I feel like crim is still strong. Shaper got the best turn on rotation, and anarch got the worst, but I feel like Criminal is still pretty reasonable with a number of viable decks.

That said, I’m not convinced that corps are going to do a lot more scoring behind ICE than they were before. 3/4 corps have in-faction FA (sorry NBN), and defensive upgrades are still pretty weak post-Caprice. Both Clot and Film Critic will be very relevant in the next meta, which isn’t great for criminal.

I think without Account Siphon in the world, Crisium becomes at least a little less attractive.

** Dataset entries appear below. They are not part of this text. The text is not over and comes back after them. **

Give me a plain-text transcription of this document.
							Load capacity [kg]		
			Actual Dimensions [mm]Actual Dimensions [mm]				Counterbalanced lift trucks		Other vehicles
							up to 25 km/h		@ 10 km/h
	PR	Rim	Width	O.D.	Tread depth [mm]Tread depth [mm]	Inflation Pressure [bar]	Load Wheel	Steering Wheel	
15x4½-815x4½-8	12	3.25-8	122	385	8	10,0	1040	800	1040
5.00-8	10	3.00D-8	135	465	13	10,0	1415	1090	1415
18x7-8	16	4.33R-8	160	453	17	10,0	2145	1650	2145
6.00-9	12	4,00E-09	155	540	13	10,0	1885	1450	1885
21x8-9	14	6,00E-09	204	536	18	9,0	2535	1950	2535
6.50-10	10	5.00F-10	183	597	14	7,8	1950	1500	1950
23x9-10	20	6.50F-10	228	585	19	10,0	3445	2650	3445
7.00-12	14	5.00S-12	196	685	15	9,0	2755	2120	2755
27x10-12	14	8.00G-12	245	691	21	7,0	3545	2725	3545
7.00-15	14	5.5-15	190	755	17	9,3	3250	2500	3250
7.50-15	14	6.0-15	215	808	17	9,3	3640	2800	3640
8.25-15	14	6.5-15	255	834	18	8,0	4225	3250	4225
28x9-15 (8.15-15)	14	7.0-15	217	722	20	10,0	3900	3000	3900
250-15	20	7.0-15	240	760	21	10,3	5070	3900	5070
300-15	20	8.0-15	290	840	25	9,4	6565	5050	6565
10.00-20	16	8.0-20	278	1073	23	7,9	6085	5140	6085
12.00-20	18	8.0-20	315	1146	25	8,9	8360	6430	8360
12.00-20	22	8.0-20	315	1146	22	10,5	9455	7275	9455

As for me, I’ve been playing some with a deck based off of one of @Benjen’s Los decks. Sadly, Compromised Employee went away, so the ICE rez payoff is less, but it’s still a pretty good deck.

Shut It Down, Turn It Up

Los: Data Hijacker (Station One)

Event (18)

Hardware (3)

Resource (18)

Icebreaker (5)

Program (1)

15 influence spent (max 15, available 0)
45 cards (min 45)
Cards up to Revised Core Set

En Passant is a pretty hilarious punishment once they decide that an ICE isn’t worth rezzing any more. It’s also perfectly fine to run, break an ICE, shut it down with Rubicon, then En Passant it away forever, working kind of like an all-purpose cutlery. Id’ like it to maybe have a little more R&D pressure, because sometimes Equivocation is on the bottom, but other than that it plays pretty well.

4 Likes

I like the En Passant here, that’s a neat little synergy I hadn’t considered before.

Seems like the deck folds pretty hard to Scarcity of Resources though. Has this been an issue for you?